Monday, December 8, 2008

Anatomy of a home builder's liquidation

Kimball Hill Homes CEO Ken Love recently laid out the plans to dismantle the nearly 40-year-old home building company to Builder magazine. What caught my eye (in bold) is that during bankruptcy they still managed to pay of 96% of their subs and suppliers. So how did they do that when I keep hearing tales of other builders stringing their vendors along for months at a time? Read on:

In an interview with BUILDER yesterday afternoon, Love laid out how Kimball Hill intends to close its operations, in three phases. Over the next 120 days, the company intends to complete 450 homes that are in various stages of construction, and deliver those homes to buyers. Within the next six months, Kimball Hill also hopes to be able to sell its 170 homes in inventory and 90 models. (It is returning deposits to around 100 buyers of homes that hadn't been started.)

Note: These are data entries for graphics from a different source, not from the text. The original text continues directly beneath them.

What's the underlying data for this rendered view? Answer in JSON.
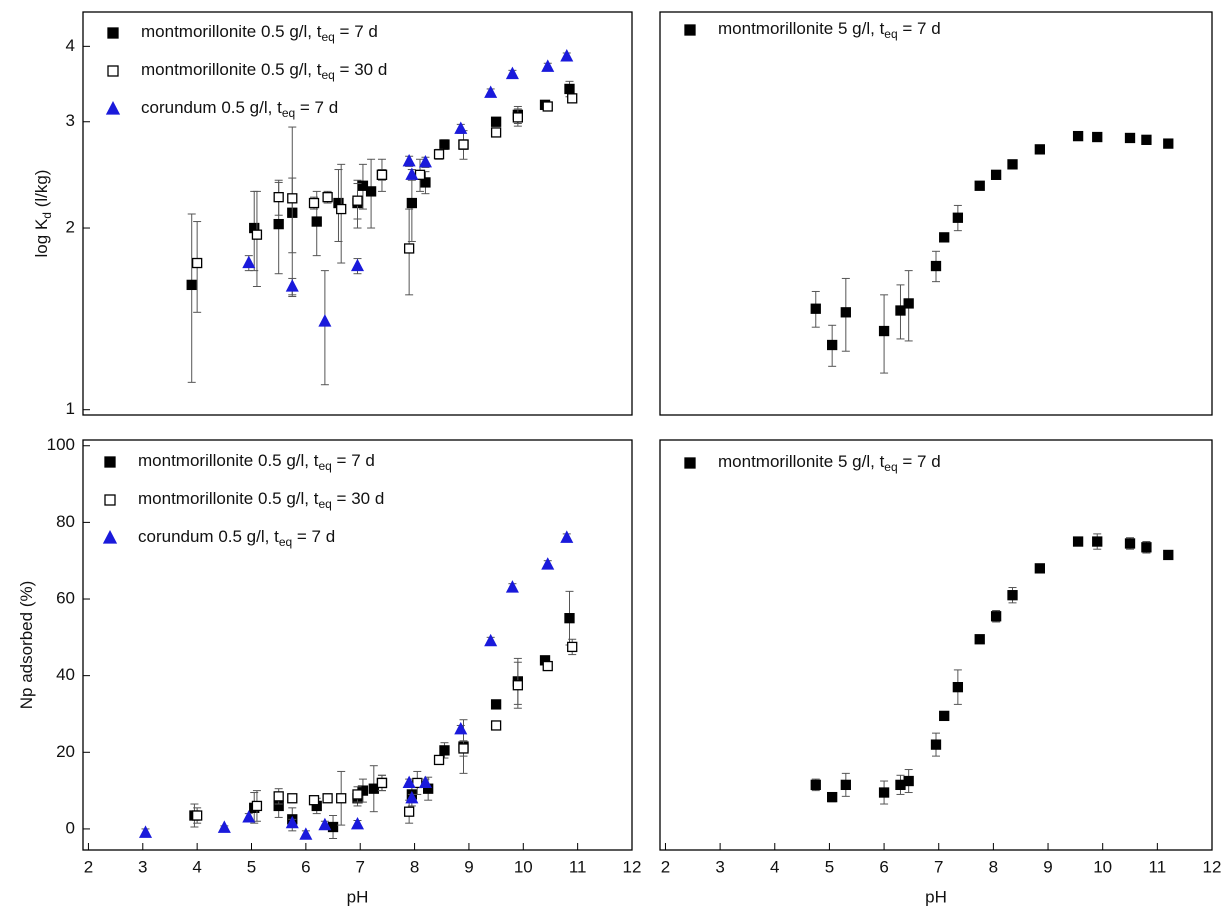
{
  "chart_data": [
    {
      "type": "scatter",
      "ylabel": [
        "log K",
        "d",
        " (l/kg)"
      ],
      "log_y": true,
      "xlim": [
        1.9,
        12
      ],
      "ylim": [
        0.98,
        4.56
      ],
      "yticks": [
        1,
        2,
        3,
        4
      ],
      "series": [
        {
          "name": [
            "montmorillonite 0.5 g/l, t",
            "eq",
            " = 7 d"
          ],
          "color": "#000000",
          "marker": "square",
          "filled": true,
          "x": [
            3.9,
            5.05,
            5.5,
            5.75,
            6.2,
            6.6,
            6.95,
            7.05,
            7.2,
            7.4,
            7.95,
            8.2,
            8.55,
            8.9,
            9.5,
            9.9,
            10.4,
            10.85
          ],
          "values": [
            1.61,
            2.0,
            2.03,
            2.12,
            2.05,
            2.2,
            2.2,
            2.35,
            2.3,
            2.45,
            2.2,
            2.38,
            2.75,
            2.75,
            3.0,
            3.08,
            3.2,
            3.4
          ],
          "errors": [
            0.5,
            0.3,
            0.35,
            0.3,
            0.25,
            0.3,
            0.2,
            0.2,
            0.3,
            0.15,
            0.3,
            0.1,
            0.05,
            0.15,
            0.03,
            0.1,
            0.03,
            0.1
          ]
        },
        {
          "name": [
            "montmorillonite 0.5 g/l, t",
            "eq",
            " = 30 d"
          ],
          "color": "#000000",
          "marker": "square",
          "filled": false,
          "x": [
            4.0,
            5.1,
            5.5,
            5.75,
            6.15,
            6.4,
            6.65,
            6.95,
            7.4,
            7.9,
            8.1,
            8.45,
            8.9,
            9.5,
            9.9,
            10.45,
            10.9
          ],
          "values": [
            1.75,
            1.95,
            2.25,
            2.24,
            2.2,
            2.25,
            2.15,
            2.22,
            2.45,
            1.85,
            2.45,
            2.65,
            2.75,
            2.88,
            3.05,
            3.18,
            3.28
          ],
          "errors": [
            0.3,
            0.35,
            0.15,
            0.7,
            0.05,
            0.05,
            0.4,
            0.15,
            0.05,
            0.3,
            0.15,
            0.05,
            0.05,
            0.03,
            0.1,
            0.03,
            0.05
          ]
        },
        {
          "name": [
            "corundum 0.5 g/l, t",
            "eq",
            " = 7 d"
          ],
          "color": "#1a1adb",
          "marker": "triangle",
          "filled": true,
          "x": [
            4.95,
            5.75,
            6.35,
            6.95,
            7.9,
            7.95,
            8.2,
            8.85,
            9.4,
            9.8,
            10.45,
            10.8
          ],
          "values": [
            1.75,
            1.6,
            1.4,
            1.73,
            2.58,
            2.45,
            2.57,
            2.92,
            3.35,
            3.6,
            3.7,
            3.85
          ],
          "errors": [
            0.05,
            0.05,
            0.3,
            0.05,
            0.05,
            0.05,
            0.05,
            0.05,
            0.05,
            0.05,
            0.05,
            0.05
          ]
        }
      ]
    },
    {
      "type": "scatter",
      "log_y": true,
      "xlim": [
        1.9,
        12
      ],
      "ylim": [
        0.98,
        4.56
      ],
      "series": [
        {
          "name": [
            "montmorillonite 5 g/l, t",
            "eq",
            " = 7 d"
          ],
          "color": "#000000",
          "marker": "square",
          "filled": true,
          "x": [
            4.75,
            5.05,
            5.3,
            6.0,
            6.3,
            6.45,
            6.95,
            7.1,
            7.35,
            7.75,
            8.05,
            8.35,
            8.85,
            9.55,
            9.9,
            10.5,
            10.8,
            11.2
          ],
          "values": [
            1.47,
            1.28,
            1.45,
            1.35,
            1.46,
            1.5,
            1.73,
            1.93,
            2.08,
            2.35,
            2.45,
            2.55,
            2.7,
            2.84,
            2.83,
            2.82,
            2.8,
            2.76
          ],
          "errors": [
            0.1,
            0.1,
            0.2,
            0.2,
            0.15,
            0.2,
            0.1,
            0.03,
            0.1,
            0.02,
            0.02,
            0.02,
            0.02,
            0.02,
            0.02,
            0.02,
            0.02,
            0.02
          ]
        }
      ]
    },
    {
      "type": "scatter",
      "ylabel": [
        "Np adsorbed (%)"
      ],
      "xlabel": "pH",
      "log_y": false,
      "xlim": [
        1.9,
        12
      ],
      "ylim": [
        -5.5,
        101.5
      ],
      "xticks": [
        2,
        3,
        4,
        5,
        6,
        7,
        8,
        9,
        10,
        11,
        12
      ],
      "yticks": [
        0,
        20,
        40,
        60,
        80,
        100
      ],
      "series": [
        {
          "name": [
            "montmorillonite 0.5 g/l, t",
            "eq",
            " = 7 d"
          ],
          "color": "#000000",
          "marker": "square",
          "filled": true,
          "x": [
            3.95,
            5.05,
            5.5,
            5.75,
            6.2,
            6.5,
            6.95,
            7.05,
            7.25,
            7.4,
            7.95,
            8.25,
            8.55,
            8.9,
            9.5,
            9.9,
            10.4,
            10.85
          ],
          "values": [
            3.5,
            5.5,
            6,
            2.5,
            6,
            0.5,
            8,
            10,
            10.5,
            12,
            9,
            10.5,
            20.5,
            21.5,
            32.5,
            38.5,
            44,
            55
          ],
          "errors": [
            3,
            4,
            3,
            3,
            2,
            3,
            2,
            3,
            6,
            2,
            3,
            3,
            2,
            7,
            1,
            6,
            1,
            7
          ]
        },
        {
          "name": [
            "montmorillonite 0.5 g/l, t",
            "eq",
            " = 30 d"
          ],
          "color": "#000000",
          "marker": "square",
          "filled": false,
          "x": [
            4.0,
            5.1,
            5.5,
            5.75,
            6.15,
            6.4,
            6.65,
            6.95,
            7.4,
            7.9,
            8.05,
            8.45,
            8.9,
            9.5,
            9.9,
            10.45,
            10.9
          ],
          "values": [
            3.5,
            6,
            8.5,
            8,
            7.5,
            8,
            8,
            9,
            12,
            4.5,
            12,
            18,
            21,
            27,
            37.5,
            42.5,
            47.5
          ],
          "errors": [
            2,
            4,
            2,
            1,
            1,
            1,
            7,
            2,
            2,
            3,
            3,
            1,
            2,
            1,
            6,
            1,
            2
          ]
        },
        {
          "name": [
            "corundum 0.5 g/l, t",
            "eq",
            " = 7 d"
          ],
          "color": "#1a1adb",
          "marker": "triangle",
          "filled": true,
          "x": [
            3.05,
            4.5,
            4.95,
            5.75,
            6.0,
            6.35,
            6.95,
            7.9,
            7.95,
            8.2,
            8.85,
            9.4,
            9.8,
            10.45,
            10.8
          ],
          "values": [
            -1,
            0.3,
            3,
            1.5,
            -1.5,
            1,
            1.2,
            12,
            8,
            12,
            26,
            49,
            63,
            69,
            76
          ],
          "errors": [
            1,
            0.5,
            1,
            1,
            1,
            1,
            1,
            1,
            1,
            1,
            1,
            1,
            1,
            1,
            1
          ]
        }
      ]
    },
    {
      "type": "scatter",
      "xlabel": "pH",
      "log_y": false,
      "xlim": [
        1.9,
        12
      ],
      "ylim": [
        -5.5,
        101.5
      ],
      "xticks": [
        2,
        3,
        4,
        5,
        6,
        7,
        8,
        9,
        10,
        11,
        12
      ],
      "series": [
        {
          "name": [
            "montmorillonite 5 g/l, t",
            "eq",
            " = 7 d"
          ],
          "color": "#000000",
          "marker": "square",
          "filled": true,
          "x": [
            4.75,
            5.05,
            5.3,
            6.0,
            6.3,
            6.45,
            6.95,
            7.1,
            7.35,
            7.75,
            8.05,
            8.35,
            8.85,
            9.55,
            9.9,
            10.5,
            10.8,
            11.2
          ],
          "values": [
            11.5,
            8.3,
            11.5,
            9.5,
            11.5,
            12.5,
            22,
            29.5,
            37,
            49.5,
            55.5,
            61,
            68,
            75,
            75,
            74.5,
            73.5,
            71.5
          ],
          "errors": [
            1.5,
            1.2,
            3,
            3,
            2.5,
            3,
            3,
            1,
            4.5,
            0.5,
            1.5,
            2,
            1,
            0.5,
            2,
            1.5,
            1.5,
            0.5
          ]
        }
      ]
    }
  ]
}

During the second phases, which will happen simultaneously with the first, Kimball Hill will attempt to "monetize" its land and other assets. As of October 31, the company had 66 owned communities in which there are 3,018 finished lots, 419 lots under development, and 3,740 "paper," or raw, lots. Love says that he would prefer to sell off these assets in bulk to one or a few buyers, even though he admits the demand for land right now is soft. "The gap between bid and ask has widened," he observes. That being said, he believes there are investors looking to buy land they can hold on to for a number of years until market conditions improve. However, if Kimball Hill can't find a single buyer for its real estate, it will sell off assets individually over the next 15 months.

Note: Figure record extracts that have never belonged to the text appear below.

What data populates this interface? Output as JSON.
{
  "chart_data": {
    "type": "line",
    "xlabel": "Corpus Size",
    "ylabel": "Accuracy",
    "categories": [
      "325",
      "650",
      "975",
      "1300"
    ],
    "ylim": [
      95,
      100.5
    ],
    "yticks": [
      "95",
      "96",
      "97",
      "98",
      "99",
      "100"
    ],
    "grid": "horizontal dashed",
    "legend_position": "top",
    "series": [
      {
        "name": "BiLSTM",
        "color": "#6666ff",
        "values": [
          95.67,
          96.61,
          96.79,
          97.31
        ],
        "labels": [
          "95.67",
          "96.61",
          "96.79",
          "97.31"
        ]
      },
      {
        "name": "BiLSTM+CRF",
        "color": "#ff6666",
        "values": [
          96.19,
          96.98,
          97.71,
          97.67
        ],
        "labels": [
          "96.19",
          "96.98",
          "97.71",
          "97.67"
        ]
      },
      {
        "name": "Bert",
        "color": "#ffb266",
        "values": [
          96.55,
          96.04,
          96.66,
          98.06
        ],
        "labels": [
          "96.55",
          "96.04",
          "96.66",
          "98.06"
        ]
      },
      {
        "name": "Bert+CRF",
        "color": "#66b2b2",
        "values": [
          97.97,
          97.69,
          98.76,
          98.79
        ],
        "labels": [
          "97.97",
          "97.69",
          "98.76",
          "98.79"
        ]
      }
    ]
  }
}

Phase three will involve tying up loose ends, like pending lawsuits. But unlike most other bankruptcies, Kimball Hill is not saddled with a blizzard of mechanics liens. "We’re very proud of what we did during the Chapter 11," says Love, whose company set up a pre-petition liability fund that, to date, has repaid 96 percent of its trade partners and product suppliers. Love notes as well that as employees are laid off, each will receive a "fair" severance that is based on their levels of responsibility and tenure with the company. (Kimball Hill still has $35 million in debtor-in-possession financing it can draw on, as well as cash from the sale of its homes.)

For those people who think it's simply a formality for new home builders to take the place of companies like Kimball Hill because they're essentially 'all the same,' I can assure you many companies would not have acted this fairly and decently towards suppliers/subs and employees.

1 comment:

Leon said...

I brought a home form Kimball Hill in 2004. Do I still have a warranty?